• Kate Malazonia

The Fable of the Fish Bowl

Updated: Nov 20

'The obstacle in telling the story of this extraordinary person lies in searching for the strands of happiness running through the sorrow. Chega de saudade, no more blues.'

 

When in a state of depression, you morph into a different person. A transformation begins. A transformation that stems from a seed that was once planted in your brain because you have a sensitive nature and the world deeply hurt you.


Imagine a human walking down a road that seems uncomfortably quiet. A fish bowl forms over your head and instead of being filled with water, it is filled with horrible, demeaning, familiar thoughts. It is tinted red and while the world is full of colors, your reality is only red because you are in fact, in H E L L. That’s your reality.


BUT, a part of your old self still remains somewhere inside. The part that was once content and happy before the fishbowl formed over your head. It seems like an old fading memory now and you are scared that it will disappear forever because it feels like the fishbowl is here to stay forever. You need to hold on to it because it brings hope.


Now, there are barriers everywhere. A fucking L A B Y R I N T H that even a genius could not escape. The recollection of the old self and the realization of your current state creates a barrier between who you once were and your present self. A barrier between how you want to see yourself and how you see it now. A barrier of your own making. How can your own brain do this to you?

Barriers create distances. You feel withdrawn and far away from everyone else. There is a distance between you and your whole body. A distance so great and big that even the ocean would be jealous. Aesthetically viewing yourself in a mirror is different from holistically viewing yourself. The two do not match up. That’s why there is

D I S A S S O C I A T I O N.


Repetitive thoughts create pathways in your brain that are comfortable there. Comfort. The comfort is so nice. We are creatures of comfort and habit after all. It’s only natural to subconsciously retreat to a place of comfort. These repetitive yet demeaning thoughts are comforting. They have established brain patterns. It is familiar for your brain to go down them again, and again. You feel defeated because it feels inevitable.


The roots from the seed strengthen – they become thicker and more stubborn than ever. It would take some force to pull them out of their place. That force is courage. Just as it takes courage to stand up to bullies. You know you need to embark on that journey to improve yourself. The hardest part - it is not a linear progression, and you can fall really fast…


…and so, you are simultaneously feeling everything and then nothing at all. Do you even feel anymore? Why live this miserable existence that you must fight every day to get out of – that’s if you even have the energy to fight it on the day?

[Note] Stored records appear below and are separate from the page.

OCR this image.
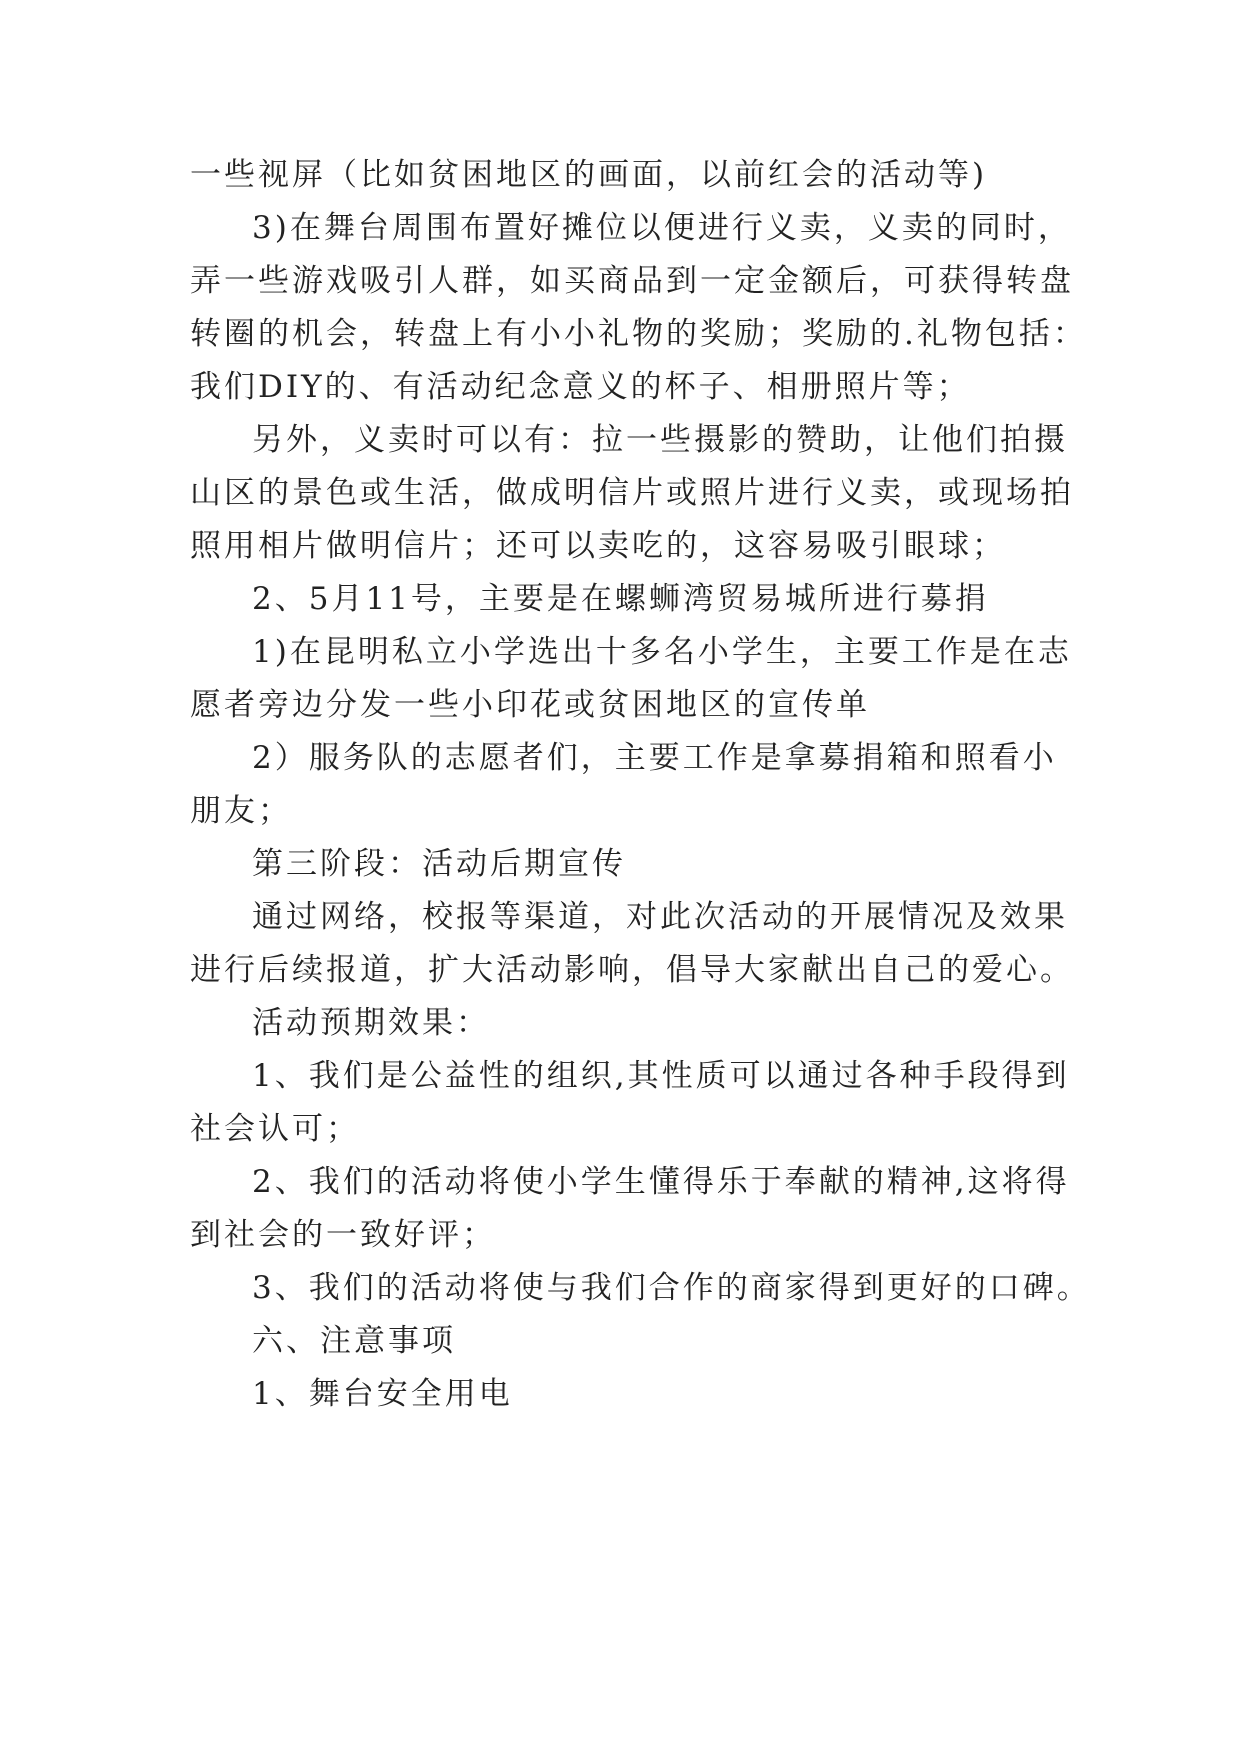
一些视屏（比如贫困地区的画面，以前红会的活动等)
3)在舞台周围布置好摊位以便进行义卖，义卖的同时，
弄一些游戏吸引人群，如买商品到一定金额后，可获得转盘
转圈的机会，转盘上有小小礼物的奖励；奖励的.礼物包括：
我们DIY的、有活动纪念意义的杯子、相册照片等；
另外，义卖时可以有：拉一些摄影的赞助，让他们拍摄
山区的景色或生活，做成明信片或照片进行义卖，或现场拍
照用相片做明信片；还可以卖吃的，这容易吸引眼球；
2、5月11号，主要是在螺蛳湾贸易城所进行募捐
1)在昆明私立小学选出十多名小学生，主要工作是在志
愿者旁边分发一些小印花或贫困地区的宣传单
2）服务队的志愿者们，主要工作是拿募捐箱和照看小
朋友；
第三阶段：活动后期宣传
通过网络，校报等渠道，对此次活动的开展情况及效果
进行后续报道，扩大活动影响，倡导大家献出自己的爱心。
活动预期效果：
1、我们是公益性的组织,其性质可以通过各种手段得到
社会认可；
2、我们的活动将使小学生懂得乐于奉献的精神,这将得
到社会的一致好评；
3、我们的活动将使与我们合作的商家得到更好的口碑。
六、注意事项
1、舞台安全用电
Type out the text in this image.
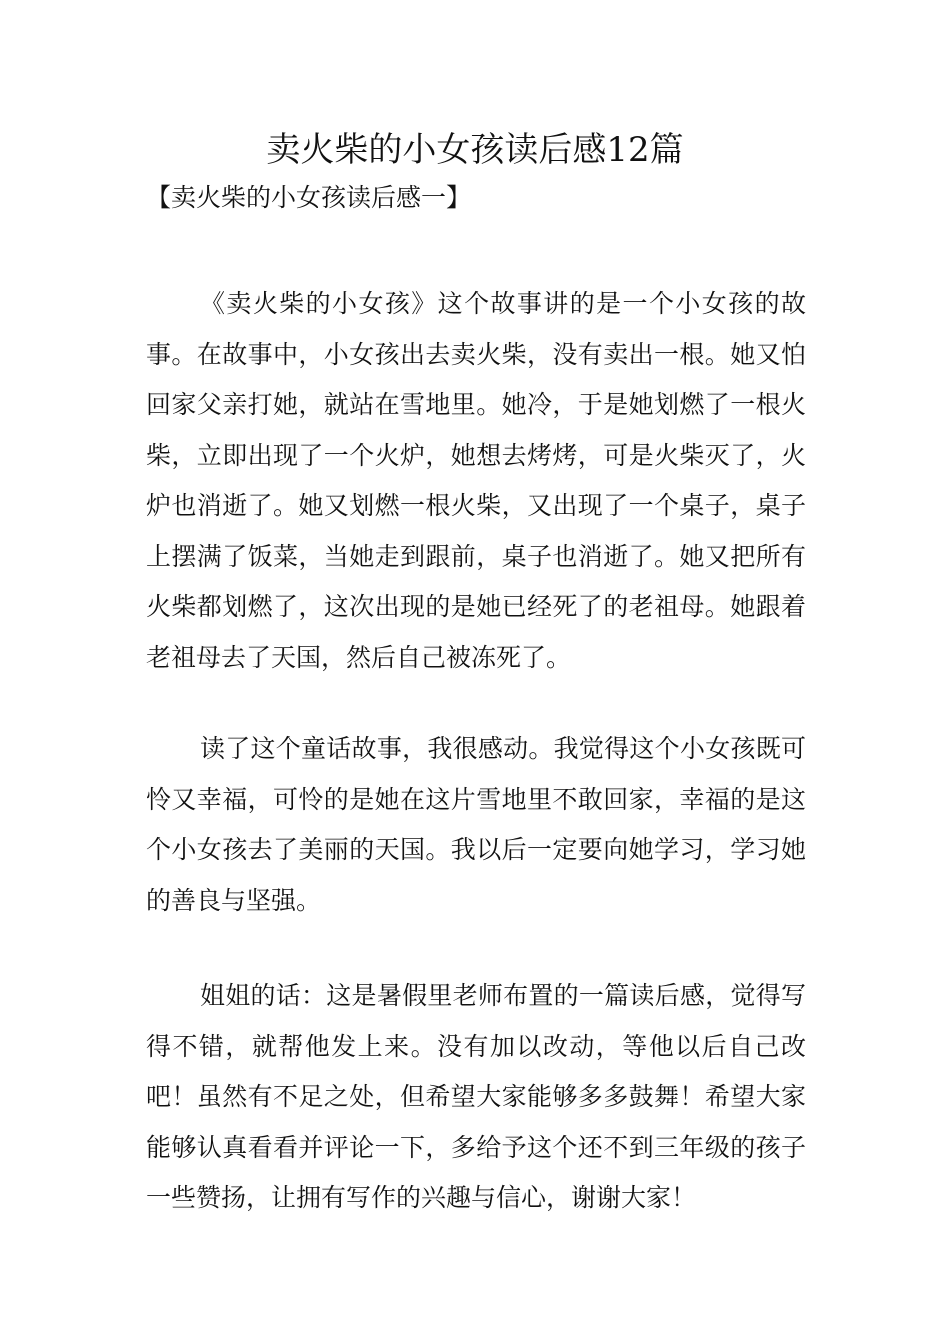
卖火柴的小女孩读后感12篇

【卖火柴的小女孩读后感一】

《卖火柴的小女孩》这个故事讲的是一个小女孩的故事。在故事中，小女孩出去卖火柴，没有卖出一根。她又怕回家父亲打她，就站在雪地里。她冷，于是她划燃了一根火柴，立即出现了一个火炉，她想去烤烤，可是火柴灭了，火炉也消逝了。她又划燃一根火柴，又出现了一个桌子，桌子上摆满了饭菜，当她走到跟前，桌子也消逝了。她又把所有火柴都划燃了，这次出现的是她已经死了的老祖母。她跟着老祖母去了天国，然后自己被冻死了。

读了这个童话故事，我很感动。我觉得这个小女孩既可怜又幸福，可怜的是她在这片雪地里不敢回家，幸福的是这个小女孩去了美丽的天国。我以后一定要向她学习，学习她的善良与坚强。

姐姐的话：这是暑假里老师布置的一篇读后感，觉得写得不错，就帮他发上来。没有加以改动，等他以后自己改吧！虽然有不足之处，但希望大家能够多多鼓舞！希望大家能够认真看看并评论一下，多给予这个还不到三年级的孩子一些赞扬，让拥有写作的兴趣与信心，谢谢大家！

A person starts walking towards you and you recognize this person. You feel a warm, fuzzy feeling because you recall you have a lot of love for them, and they have a lot of love for you.


H E L L O, I T ’ S M E.


The person is tinted red like the rest of the world and the sound coming out of their mouth is like white noise. You open your ears and eyes as wide as they can go and start to make out what they are telling you. It’s funny because you always did have a love for sounds. Sound has always been your subliminal savior. Like in music when someone says something so real and makes it sound so angelic. An escape.

The voice says, “I can’t get you out of the fishbowl, but I am here to remind you that you have the tools in that beautiful head of yours to break the fishbowl yourself. You have done it before, and you can do it again. When you come out on the other side, I will be here with open arms. I wish I could do all of this for you, but I can’t. The fishbowl cannot be broken from the outside; it must be done from within. But please know, I am standing here believing in you – even when you can’t see me – and loving you unconditionally, even at your lowest low.


I want to feel what I can of your pain and sometimes, I can take the burden with you too. I’ll even give you the silence that comes when two people understand each other. It is one of the most selfless things I can do. You think you are so small, but to me, you are the universe in E C S T A T I C M O T I O N.”


Inside the fishbowl, you feel inspired and loved. You start to see some things worth fighting for. You start to imagine a future where the seed that causes you pain is removed from your head. The roots that stem from it will turn to ash.


Someday, happiness will no longer be the impossible trophy. It will be there to stay for longer. One day, your soul will no longer feel like a reluctant meadow – it will be a

F O R E S T. You will realize that happiness is not something you have to look for in an empty meadow – it’s just there. In the rich forest of life, there is no shortage of happiness.